As far as actual breaking changes go, I was thinking about re-evaluating the need for the thin abstraction over Vite vs. using Vite's own config resolving mechanism (and CLI commands?) directly. Config with custom option could look like:

// vite.config.js
export default defineConfig({
  resolve: { alias: { insteadOf: 'kirbyup.config.js#alias' }},
  plugins: [kirbyup({ customOption: true })]
})

Could simplify the code base and lead to less code to maintain.

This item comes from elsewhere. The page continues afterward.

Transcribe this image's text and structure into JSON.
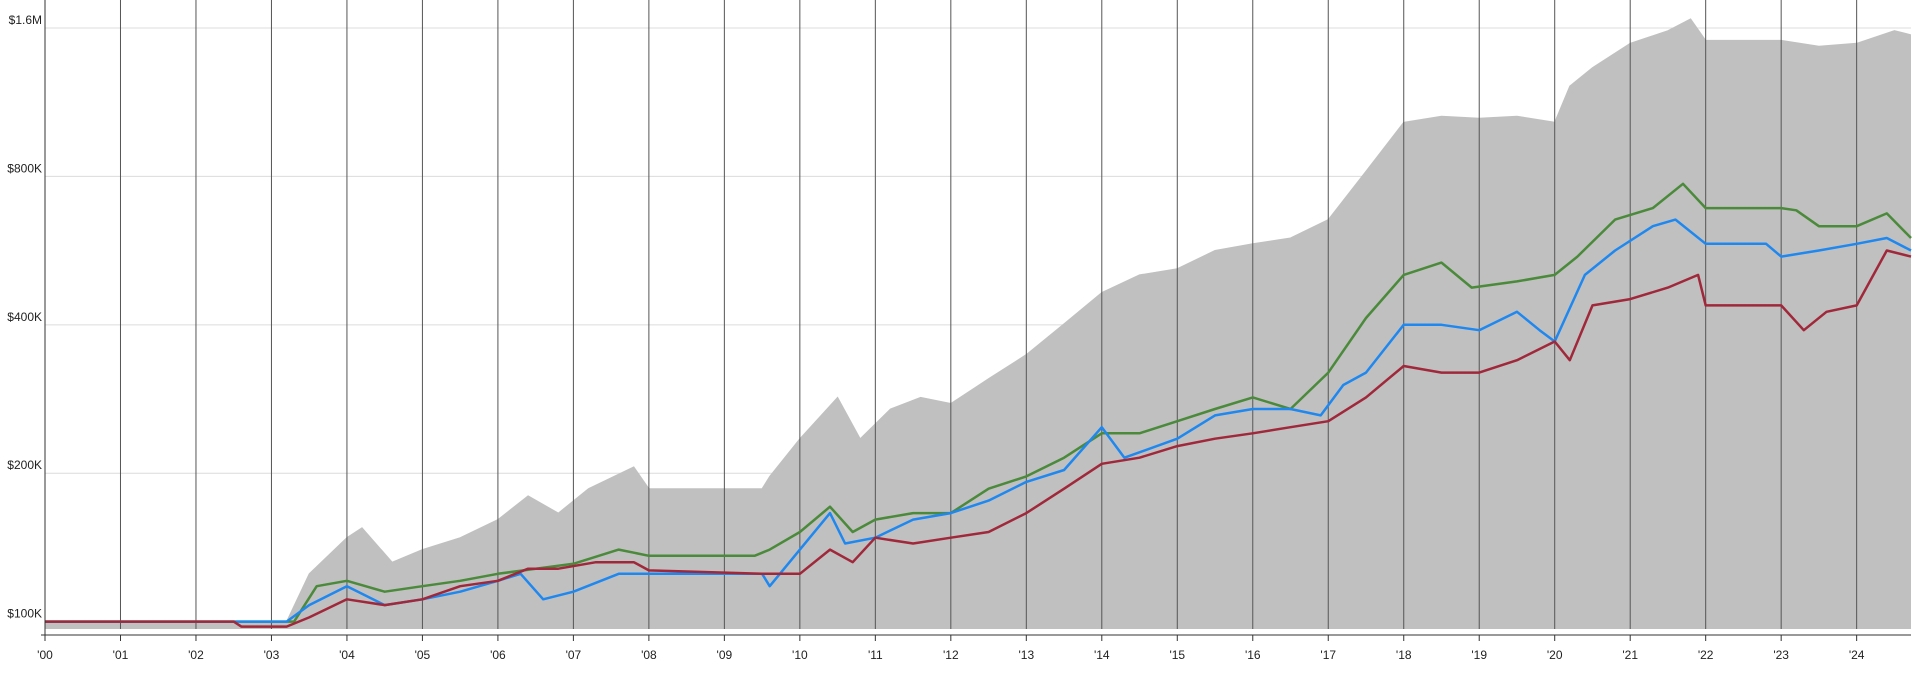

As for CLI commands, we could either

  • Only use named commands. (kirbyup serve|dev, kirbyup build). Would allow for a little cleaner CLI help output in cac as you can add examples and descriptions for both commands to kirbyup --help and then have separate command-specific help for kirbyup <command> --help. (can add a deprecation warning to kirbyup <src> in a minor to make the change easier)
  • Align the commands with Vite's own commands:
{
  "dev": "kirbyup <src>", // alias dev, serve?
  "build": "kirbyup build <src>"
}
  • Use Vite commands directly: vite dev, vite build. The kirbyup binary could forward all CLI args to vite and make sure the kirbyup plugin is added, so npx kirbyup usage continues to work.

But those are just some ideas that came to my mind while working on this PR, also inspired by the changes Svelte Kit went through – might be unnecessary, and even if worth considering, definitely material for a separate issue/PR.